Changes in the market for second-hand contracts

If the market for second-hand Insurance Contracts is less active in the future, it may take longer to sell or buy Insurance Contracts or the value of Insurance Contracts may become less than anticipated in future. If this were to happen capital might not be returned in full at the end of the term.

Interest rate changes

The value of insurance contracts is based in part on the prevailing interest rate at the time. Should interest rates increase, it is possible that the market value of an Insurance Contract may fall in value. If this were to happen capital might not be returned in full at the end of the term.

Currency exchange rate changes

The Life Insurance Contracts are denominated in US Dollars and the Bond is denominated in UK Sterling. Significant changes in the US$ / UK£ exchange rate could have an adverse affect on the sterling value of the Bond. If this were to happen capital might not be returned in full at the end of the term.
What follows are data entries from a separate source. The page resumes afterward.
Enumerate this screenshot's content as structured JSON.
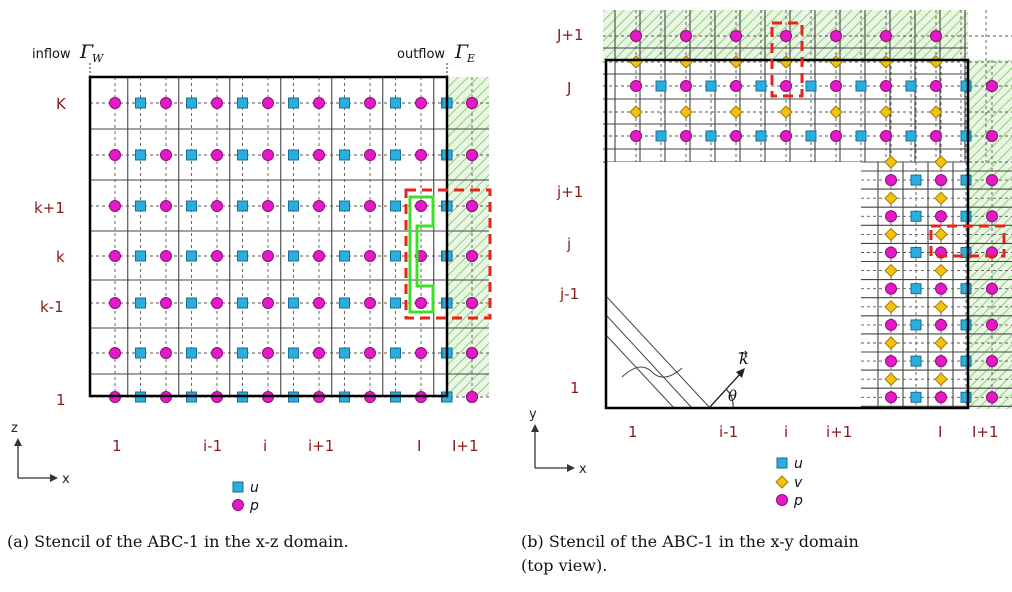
{
  "colors": {
    "u": "#29aee0",
    "p": "#e619c8",
    "v": "#f4c20d",
    "label": "#8b1a1a",
    "highlight_red": "#e8231c",
    "highlight_green": "#3ee027",
    "hatch": "#8fcf7a"
  },
  "panel_a": {
    "inflow_label": "inflow",
    "inflow_symbol": "Γ",
    "inflow_sub": "W",
    "outflow_label": "outflow",
    "outflow_symbol": "Γ",
    "outflow_sub": "E",
    "row_labels": [
      "K",
      "k+1",
      "k",
      "k-1",
      "1"
    ],
    "col_labels": [
      "1",
      "i-1",
      "i",
      "i+1",
      "I",
      "I+1"
    ],
    "axis_vertical": "z",
    "axis_horizontal": "x",
    "legend": [
      {
        "marker": "square-marker",
        "label": "u"
      },
      {
        "marker": "circle-marker",
        "label": "p"
      }
    ],
    "caption": "(a) Stencil of the ABC-1 in the x-z domain."
  },
  "panel_b": {
    "row_labels": [
      "J+1",
      "J",
      "j+1",
      "j",
      "j-1",
      "1"
    ],
    "col_labels": [
      "1",
      "i-1",
      "i",
      "i+1",
      "I",
      "I+1"
    ],
    "axis_vertical": "y",
    "axis_horizontal": "x",
    "vector_label": "k",
    "angle_label": "θ",
    "legend": [
      {
        "marker": "square-marker",
        "label": "u"
      },
      {
        "marker": "diamond-marker",
        "label": "v"
      },
      {
        "marker": "circle-marker",
        "label": "p"
      }
    ],
    "caption_line1": "(b) Stencil of the ABC-1 in the x-y domain",
    "caption_line2": "(top view)."
  }
}
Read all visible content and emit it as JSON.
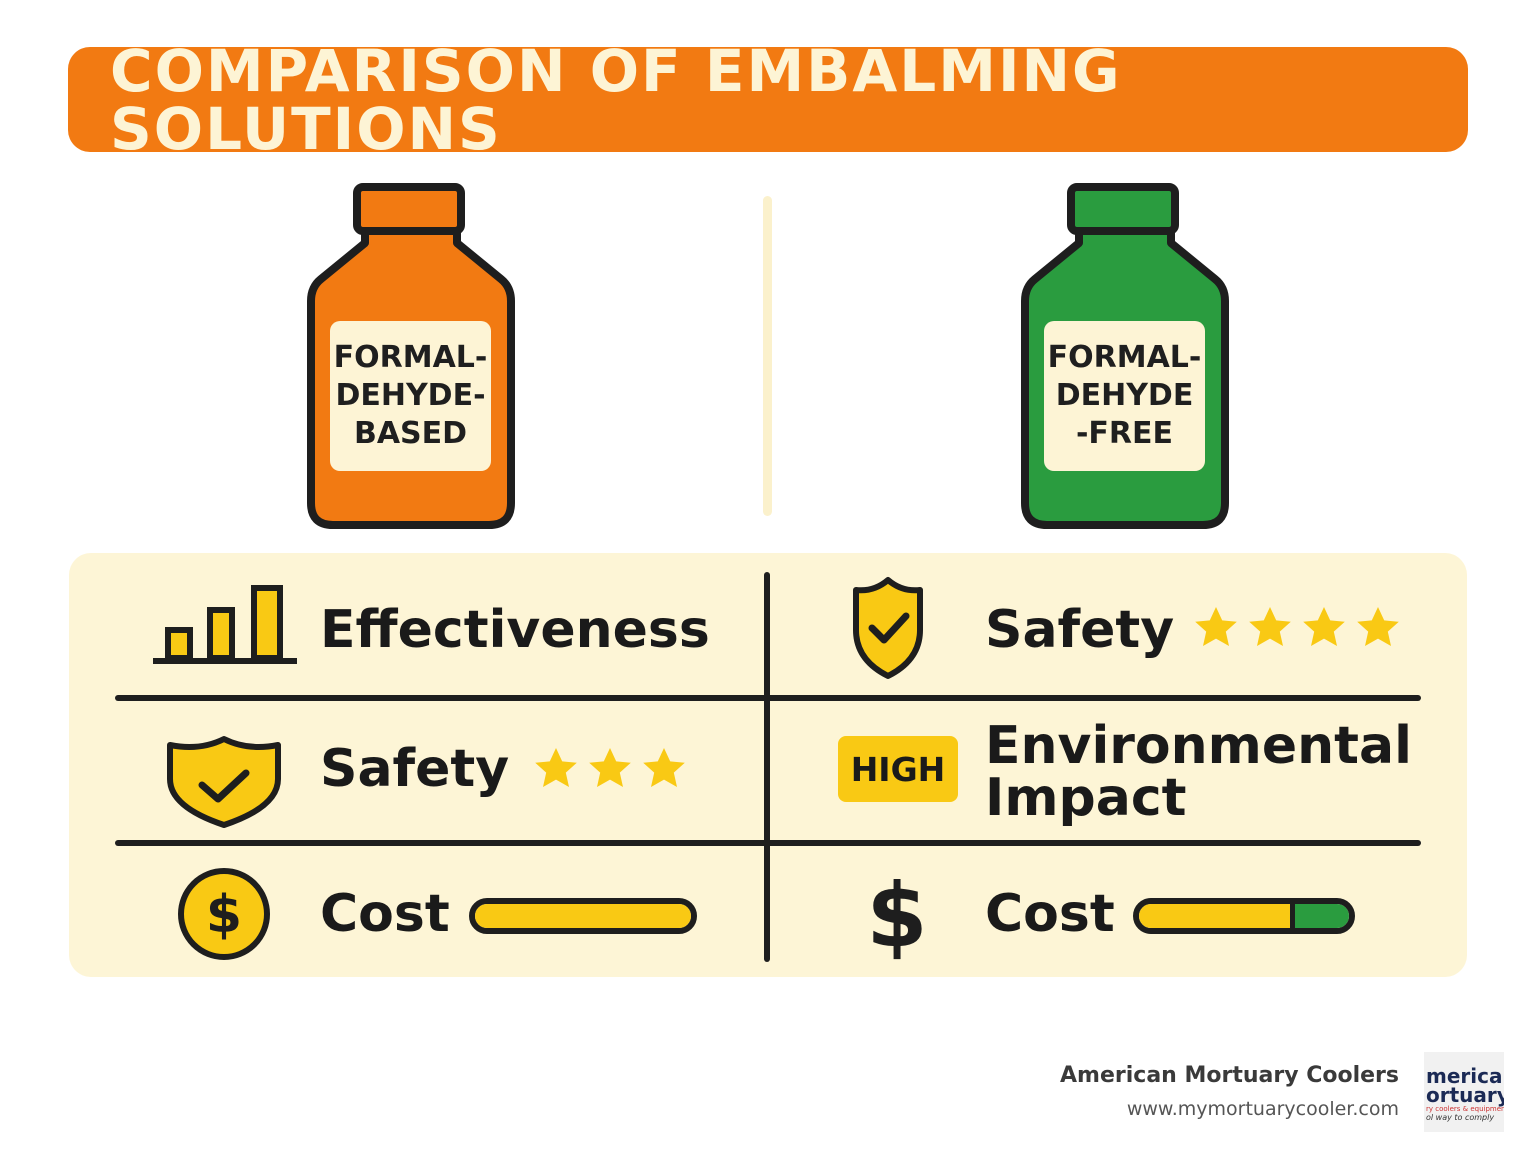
{
  "title": "COMPARISON OF EMBALMING SOLUTIONS",
  "colors": {
    "orange": "#f27a12",
    "green": "#2a9c3f",
    "yellow": "#f9c914",
    "cream": "#fdf5d6",
    "dark": "#1e1e1e"
  },
  "bottles": [
    {
      "color": "#f27a12",
      "label_lines": [
        "FORMAL-",
        "DEHYDE-",
        "BASED"
      ]
    },
    {
      "color": "#2a9c3f",
      "label_lines": [
        "FORMAL-",
        "DEHYDE",
        "-FREE"
      ]
    }
  ],
  "comparison": {
    "left": {
      "effectiveness": {
        "label": "Effectiveness",
        "icon": "bar-chart-icon"
      },
      "safety": {
        "label": "Safety",
        "icon": "shield-check-icon",
        "stars": 3
      },
      "cost": {
        "label": "Cost",
        "icon": "dollar-coin-icon",
        "bar_fill": 1.0
      }
    },
    "right": {
      "safety": {
        "label": "Safety",
        "icon": "shield-check-icon",
        "stars": 4
      },
      "environmental": {
        "label_lines": [
          "Environmental",
          "Impact"
        ],
        "badge": "HIGH"
      },
      "cost": {
        "label": "Cost",
        "icon": "dollar-sign-icon",
        "bar_fill": 0.72
      }
    }
  },
  "footer": {
    "company": "American Mortuary Coolers",
    "url": "www.mymortuarycooler.com",
    "logo_lines": [
      "merican",
      "ortuary",
      "ry coolers & equipment",
      "ol way to comply"
    ]
  }
}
Changes to the legal, political and economic environment

The Plan has been developed in accordance with our understanding of current legislation and economic policy within the governing jurisdictions of all of the different parties involved with delivery of the Plan. A change of government or economic policy and legislation in any of these jurisdictions could have an adverse affect on the operation of the Plan and the value of the underlying assets of the Bond. In extreme circumstances, this could affect both the income generated in the Plan and the return of investors’ investment capital at the end of the term.

Changes to the tax treatment for investments

The projections for income and return of capital are based on our current understanding of UK tax law. A change to tax laws could adversely affect the income paid and could mean that capital is not returned in full at the end of the term.

Your circumstances could change

The Defined Income Plan is designed to be held for the full investment term. Should your circumstances change and the Plan is no longer suitable you may need to withdraw before the end of the term. If you need to withdraw by selling your investment at any time during the investment period, a withdrawal administration fee of £150+VAT will be levied. In addition, as all charges are reflected in the terms of the Plan, the value of your investment is likely to be less than the amount originally invested, particularly during the early years of the Plan.

The Plan is under- subscribed

In the event of low subscription the Plan will not be issued and capital, without interest, will be returned to investors.

The effect of inflation

Inflation will reduce the real value of your investment when it matures. 

Please refer to the Brochure and the Terms &  Conditions for full details.